All times are CEST.
Time | Content | |
---|---|---|
09:00 – 09:10 | Opening | |
09:10 – 10:00 |
Keynote presentation:
Monitoring and anomaly detection in CINECA’s supercomputing facility Daniele Cesarini (CINECA, Italy) |
|
10:00 – 10:30 |
Paper presentation:
Automatic Detection of HPC Job Inefficiencies at TU Dresden’s HPC center with PIKA Frank Winkler and Andreas Knüpfer (TU Dresden, Germany) |
|
10:30 – 11:00 |
Paper presentation:
A Fast Simulator to Enable HPC Scheduling Strategy Comparisons Alex Wilkinson (UCL, United Kingdom), Jess Jones, Harvey Richardson, Tim Dykes and Utz-Uwe Haus (HPE, United Kingdom) |
|
11:00 – 11:30 | Coffee break | |
11:30 – 12:00 |
Invited talk:
Current and Future Monitoring at GWDG to Ensure Performant and Secure Operation Hendrik Nolte (GWDG Göttingen, Germany) |
|
12:00 – 12:30 |
Paper presentation:
ML-based methodology for HPC facilities supervision Laetitia Anton, Sophie Willemot , Sebastien Gougeaud (CEA, France) and Soraya Zertal (Univ of Versailles, France) |
|
12:30 – 12:55 |
Panel / participant discussion:
MODA as the foundational component of data center digital twins Utz-Uwe Haus (HPE, Switzerland) |
|
12:55 – 13:00 | Closing |
Keynote presentation:
Monitoring and anomaly detection in CINECA’s supercomputing facility
Daniele Cesarini (CINECA, Italy)
Supercomputer facilities place great importance on achieving energy efficiency and data center automation as crucial objectives in their research and deployment agenda.
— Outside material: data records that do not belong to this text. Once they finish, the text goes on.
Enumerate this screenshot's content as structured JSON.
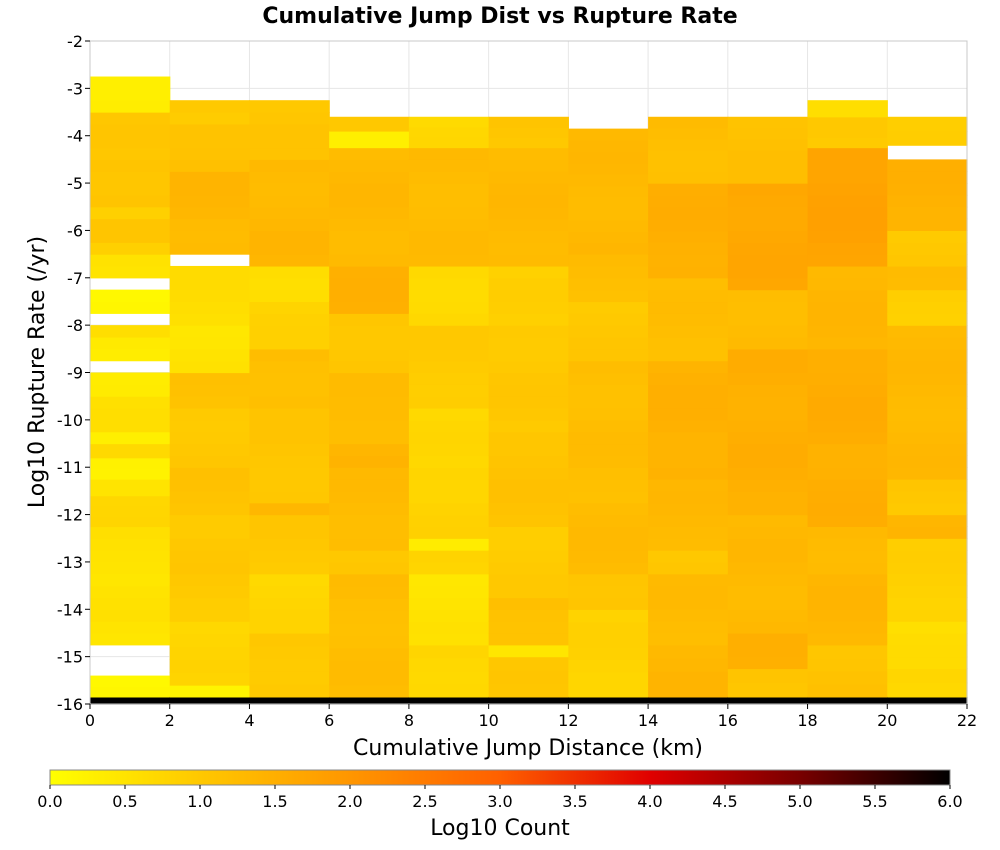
{
  "chart_data": {
    "type": "heatmap",
    "title": "Cumulative Jump Dist vs Rupture Rate",
    "xlabel": "Cumulative Jump Distance (km)",
    "ylabel": "Log10 Rupture Rate (/yr)",
    "xlim": [
      0,
      22
    ],
    "ylim": [
      -16,
      -2
    ],
    "x_ticks": [
      "0",
      "2",
      "4",
      "6",
      "8",
      "10",
      "12",
      "14",
      "16",
      "18",
      "20",
      "22"
    ],
    "y_ticks": [
      "-2",
      "-3",
      "-4",
      "-5",
      "-6",
      "-7",
      "-8",
      "-9",
      "-10",
      "-11",
      "-12",
      "-13",
      "-14",
      "-15",
      "-16"
    ],
    "x_bin_edges": [
      0,
      2,
      4,
      6,
      8,
      10,
      12,
      14,
      16,
      18,
      20,
      22
    ],
    "y_bin_size": 0.25,
    "colorbar": {
      "label": "Log10 Count",
      "range": [
        0,
        6
      ],
      "ticks": [
        "0.0",
        "0.5",
        "1.0",
        "1.5",
        "2.0",
        "2.5",
        "3.0",
        "3.5",
        "4.0",
        "4.5",
        "5.0",
        "5.5",
        "6.0"
      ],
      "colors": [
        "#ffff00",
        "#ffc800",
        "#ff9600",
        "#ff6000",
        "#e00000",
        "#780000",
        "#000000"
      ]
    },
    "columns": [
      {
        "x": [
          0,
          2
        ],
        "cells": [
          {
            "y": [
              -16.0,
              -15.85
            ],
            "v": 6.0
          },
          {
            "y": [
              -15.85,
              -15.4
            ],
            "v": 0.15
          },
          {
            "y": [
              -14.75,
              -14.25
            ],
            "v": 0.45
          },
          {
            "y": [
              -14.25,
              -13.25
            ],
            "v": 0.5
          },
          {
            "y": [
              -13.25,
              -12.25
            ],
            "v": 0.55
          },
          {
            "y": [
              -12.25,
              -11.6
            ],
            "v": 0.7
          },
          {
            "y": [
              -11.6,
              -11.25
            ],
            "v": 0.5
          },
          {
            "y": [
              -11.25,
              -10.8
            ],
            "v": 0.3
          },
          {
            "y": [
              -10.8,
              -10.5
            ],
            "v": 0.7
          },
          {
            "y": [
              -10.5,
              -10.25
            ],
            "v": 0.3
          },
          {
            "y": [
              -10.25,
              -9.5
            ],
            "v": 0.55
          },
          {
            "y": [
              -9.5,
              -9.0
            ],
            "v": 0.4
          },
          {
            "y": [
              -8.75,
              -8.25
            ],
            "v": 0.35
          },
          {
            "y": [
              -8.25,
              -8.0
            ],
            "v": 0.6
          },
          {
            "y": [
              -7.75,
              -7.25
            ],
            "v": 0.15
          },
          {
            "y": [
              -7.0,
              -6.5
            ],
            "v": 0.55
          },
          {
            "y": [
              -6.5,
              -6.25
            ],
            "v": 0.85
          },
          {
            "y": [
              -6.25,
              -5.75
            ],
            "v": 1.0
          },
          {
            "y": [
              -5.75,
              -5.5
            ],
            "v": 0.85
          },
          {
            "y": [
              -5.5,
              -4.5
            ],
            "v": 1.1
          },
          {
            "y": [
              -4.5,
              -3.5
            ],
            "v": 1.0
          },
          {
            "y": [
              -3.5,
              -2.75
            ],
            "v": 0.35
          }
        ]
      },
      {
        "x": [
          2,
          4
        ],
        "cells": [
          {
            "y": [
              -16.0,
              -15.85
            ],
            "v": 6.0
          },
          {
            "y": [
              -15.85,
              -15.6
            ],
            "v": 0.2
          },
          {
            "y": [
              -15.6,
              -14.25
            ],
            "v": 0.75
          },
          {
            "y": [
              -14.25,
              -13.25
            ],
            "v": 0.95
          },
          {
            "y": [
              -13.25,
              -12.0
            ],
            "v": 1.0
          },
          {
            "y": [
              -12.0,
              -11.0
            ],
            "v": 1.1
          },
          {
            "y": [
              -11.0,
              -9.75
            ],
            "v": 1.0
          },
          {
            "y": [
              -9.75,
              -9.0
            ],
            "v": 1.1
          },
          {
            "y": [
              -9.0,
              -8.0
            ],
            "v": 0.5
          },
          {
            "y": [
              -8.0,
              -6.75
            ],
            "v": 0.6
          },
          {
            "y": [
              -6.5,
              -5.75
            ],
            "v": 1.3
          },
          {
            "y": [
              -5.75,
              -4.75
            ],
            "v": 1.35
          },
          {
            "y": [
              -4.75,
              -3.75
            ],
            "v": 1.15
          },
          {
            "y": [
              -3.75,
              -3.25
            ],
            "v": 0.95
          }
        ]
      },
      {
        "x": [
          4,
          6
        ],
        "cells": [
          {
            "y": [
              -16.0,
              -15.85
            ],
            "v": 6.0
          },
          {
            "y": [
              -15.85,
              -14.5
            ],
            "v": 1.0
          },
          {
            "y": [
              -14.5,
              -13.25
            ],
            "v": 0.75
          },
          {
            "y": [
              -13.25,
              -12.0
            ],
            "v": 1.0
          },
          {
            "y": [
              -12.0,
              -11.75
            ],
            "v": 1.35
          },
          {
            "y": [
              -11.75,
              -9.75
            ],
            "v": 1.05
          },
          {
            "y": [
              -9.75,
              -8.5
            ],
            "v": 1.2
          },
          {
            "y": [
              -8.5,
              -7.5
            ],
            "v": 0.8
          },
          {
            "y": [
              -7.5,
              -6.75
            ],
            "v": 0.65
          },
          {
            "y": [
              -6.75,
              -6.0
            ],
            "v": 1.35
          },
          {
            "y": [
              -6.0,
              -4.5
            ],
            "v": 1.3
          },
          {
            "y": [
              -4.5,
              -3.25
            ],
            "v": 1.05
          }
        ]
      },
      {
        "x": [
          6,
          8
        ],
        "cells": [
          {
            "y": [
              -16.0,
              -15.85
            ],
            "v": 6.0
          },
          {
            "y": [
              -15.85,
              -13.25
            ],
            "v": 1.2
          },
          {
            "y": [
              -13.25,
              -12.75
            ],
            "v": 1.0
          },
          {
            "y": [
              -12.75,
              -11.0
            ],
            "v": 1.25
          },
          {
            "y": [
              -11.0,
              -10.5
            ],
            "v": 1.4
          },
          {
            "y": [
              -10.5,
              -9.75
            ],
            "v": 1.25
          },
          {
            "y": [
              -9.75,
              -9.0
            ],
            "v": 1.2
          },
          {
            "y": [
              -9.0,
              -7.75
            ],
            "v": 1.05
          },
          {
            "y": [
              -7.75,
              -6.75
            ],
            "v": 1.45
          },
          {
            "y": [
              -6.75,
              -4.25
            ],
            "v": 1.3
          },
          {
            "y": [
              -4.25,
              -3.9
            ],
            "v": 0.3
          },
          {
            "y": [
              -3.9,
              -3.6
            ],
            "v": 1.0
          }
        ]
      },
      {
        "x": [
          8,
          10
        ],
        "cells": [
          {
            "y": [
              -16.0,
              -15.85
            ],
            "v": 6.0
          },
          {
            "y": [
              -15.85,
              -14.75
            ],
            "v": 0.75
          },
          {
            "y": [
              -14.75,
              -13.25
            ],
            "v": 0.5
          },
          {
            "y": [
              -13.25,
              -12.75
            ],
            "v": 0.8
          },
          {
            "y": [
              -12.75,
              -12.5
            ],
            "v": 0.35
          },
          {
            "y": [
              -12.5,
              -11.0
            ],
            "v": 0.8
          },
          {
            "y": [
              -11.0,
              -9.75
            ],
            "v": 0.7
          },
          {
            "y": [
              -9.75,
              -8.0
            ],
            "v": 0.95
          },
          {
            "y": [
              -8.0,
              -6.75
            ],
            "v": 0.7
          },
          {
            "y": [
              -6.75,
              -4.25
            ],
            "v": 1.25
          },
          {
            "y": [
              -4.25,
              -3.6
            ],
            "v": 0.7
          }
        ]
      },
      {
        "x": [
          10,
          12
        ],
        "cells": [
          {
            "y": [
              -16.0,
              -15.85
            ],
            "v": 6.0
          },
          {
            "y": [
              -15.85,
              -15.0
            ],
            "v": 1.0
          },
          {
            "y": [
              -15.0,
              -14.75
            ],
            "v": 0.45
          },
          {
            "y": [
              -14.75,
              -13.75
            ],
            "v": 1.15
          },
          {
            "y": [
              -13.75,
              -12.25
            ],
            "v": 0.95
          },
          {
            "y": [
              -12.25,
              -10.25
            ],
            "v": 1.1
          },
          {
            "y": [
              -10.25,
              -8.0
            ],
            "v": 1.0
          },
          {
            "y": [
              -8.0,
              -6.75
            ],
            "v": 0.85
          },
          {
            "y": [
              -6.75,
              -4.25
            ],
            "v": 1.3
          },
          {
            "y": [
              -4.25,
              -3.6
            ],
            "v": 1.05
          }
        ]
      },
      {
        "x": [
          12,
          14
        ],
        "cells": [
          {
            "y": [
              -16.0,
              -15.85
            ],
            "v": 6.0
          },
          {
            "y": [
              -15.85,
              -14.0
            ],
            "v": 0.8
          },
          {
            "y": [
              -14.0,
              -13.25
            ],
            "v": 1.1
          },
          {
            "y": [
              -13.25,
              -11.75
            ],
            "v": 1.25
          },
          {
            "y": [
              -11.75,
              -9.75
            ],
            "v": 1.2
          },
          {
            "y": [
              -9.75,
              -8.75
            ],
            "v": 1.2
          },
          {
            "y": [
              -8.75,
              -7.5
            ],
            "v": 1.0
          },
          {
            "y": [
              -7.5,
              -6.5
            ],
            "v": 1.2
          },
          {
            "y": [
              -6.5,
              -3.85
            ],
            "v": 1.3
          }
        ]
      },
      {
        "x": [
          14,
          16
        ],
        "cells": [
          {
            "y": [
              -16.0,
              -15.85
            ],
            "v": 6.0
          },
          {
            "y": [
              -15.85,
              -14.75
            ],
            "v": 1.35
          },
          {
            "y": [
              -14.75,
              -13.25
            ],
            "v": 1.25
          },
          {
            "y": [
              -13.25,
              -12.75
            ],
            "v": 1.05
          },
          {
            "y": [
              -12.75,
              -11.25
            ],
            "v": 1.3
          },
          {
            "y": [
              -11.25,
              -8.75
            ],
            "v": 1.45
          },
          {
            "y": [
              -8.75,
              -7.0
            ],
            "v": 1.2
          },
          {
            "y": [
              -7.0,
              -5.0
            ],
            "v": 1.5
          },
          {
            "y": [
              -5.0,
              -3.6
            ],
            "v": 1.2
          }
        ]
      },
      {
        "x": [
          16,
          18
        ],
        "cells": [
          {
            "y": [
              -16.0,
              -15.85
            ],
            "v": 6.0
          },
          {
            "y": [
              -15.85,
              -15.25
            ],
            "v": 1.1
          },
          {
            "y": [
              -15.25,
              -14.5
            ],
            "v": 1.45
          },
          {
            "y": [
              -14.5,
              -12.0
            ],
            "v": 1.3
          },
          {
            "y": [
              -12.0,
              -8.5
            ],
            "v": 1.5
          },
          {
            "y": [
              -8.5,
              -7.25
            ],
            "v": 1.25
          },
          {
            "y": [
              -7.25,
              -5.0
            ],
            "v": 1.65
          },
          {
            "y": [
              -5.0,
              -3.6
            ],
            "v": 1.15
          }
        ]
      },
      {
        "x": [
          18,
          20
        ],
        "cells": [
          {
            "y": [
              -16.0,
              -15.85
            ],
            "v": 6.0
          },
          {
            "y": [
              -15.85,
              -14.75
            ],
            "v": 1.1
          },
          {
            "y": [
              -14.75,
              -13.25
            ],
            "v": 1.35
          },
          {
            "y": [
              -13.25,
              -12.25
            ],
            "v": 1.3
          },
          {
            "y": [
              -12.25,
              -10.5
            ],
            "v": 1.5
          },
          {
            "y": [
              -10.5,
              -8.5
            ],
            "v": 1.55
          },
          {
            "y": [
              -8.5,
              -6.75
            ],
            "v": 1.35
          },
          {
            "y": [
              -6.75,
              -4.25
            ],
            "v": 1.75
          },
          {
            "y": [
              -4.25,
              -3.6
            ],
            "v": 0.95
          },
          {
            "y": [
              -3.6,
              -3.25
            ],
            "v": 0.6
          }
        ]
      },
      {
        "x": [
          20,
          22
        ],
        "cells": [
          {
            "y": [
              -16.0,
              -15.85
            ],
            "v": 6.0
          },
          {
            "y": [
              -15.85,
              -15.25
            ],
            "v": 0.75
          },
          {
            "y": [
              -15.25,
              -14.25
            ],
            "v": 0.6
          },
          {
            "y": [
              -14.25,
              -12.5
            ],
            "v": 0.85
          },
          {
            "y": [
              -12.5,
              -12.0
            ],
            "v": 1.4
          },
          {
            "y": [
              -12.0,
              -11.25
            ],
            "v": 1.05
          },
          {
            "y": [
              -11.25,
              -8.0
            ],
            "v": 1.3
          },
          {
            "y": [
              -8.0,
              -7.25
            ],
            "v": 0.9
          },
          {
            "y": [
              -7.25,
              -6.75
            ],
            "v": 1.2
          },
          {
            "y": [
              -6.75,
              -6.0
            ],
            "v": 1.0
          },
          {
            "y": [
              -6.0,
              -4.5
            ],
            "v": 1.45
          },
          {
            "y": [
              -4.2,
              -3.6
            ],
            "v": 0.95
          }
        ]
      }
    ]
  }
}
As modern high-performance computing systems become increasingly complex, automated and data-driven methodologies become essential to manage and maintain system availability. At CINECA, we have developed a comprehensive and adaptable monitoring framework, known as Examon, which monitors HPC systems and critical facility infrastructures. We are particularly focused on assessing the feasibility of using machine-learning for job scheduling, power prediction, and deep-learning for anomaly detection of compute nodes. In this presentation, we will discuss the latest advancements of Examon and how CINECA leverages this tool in production on large-scale HPC systems and supercomputing facilities.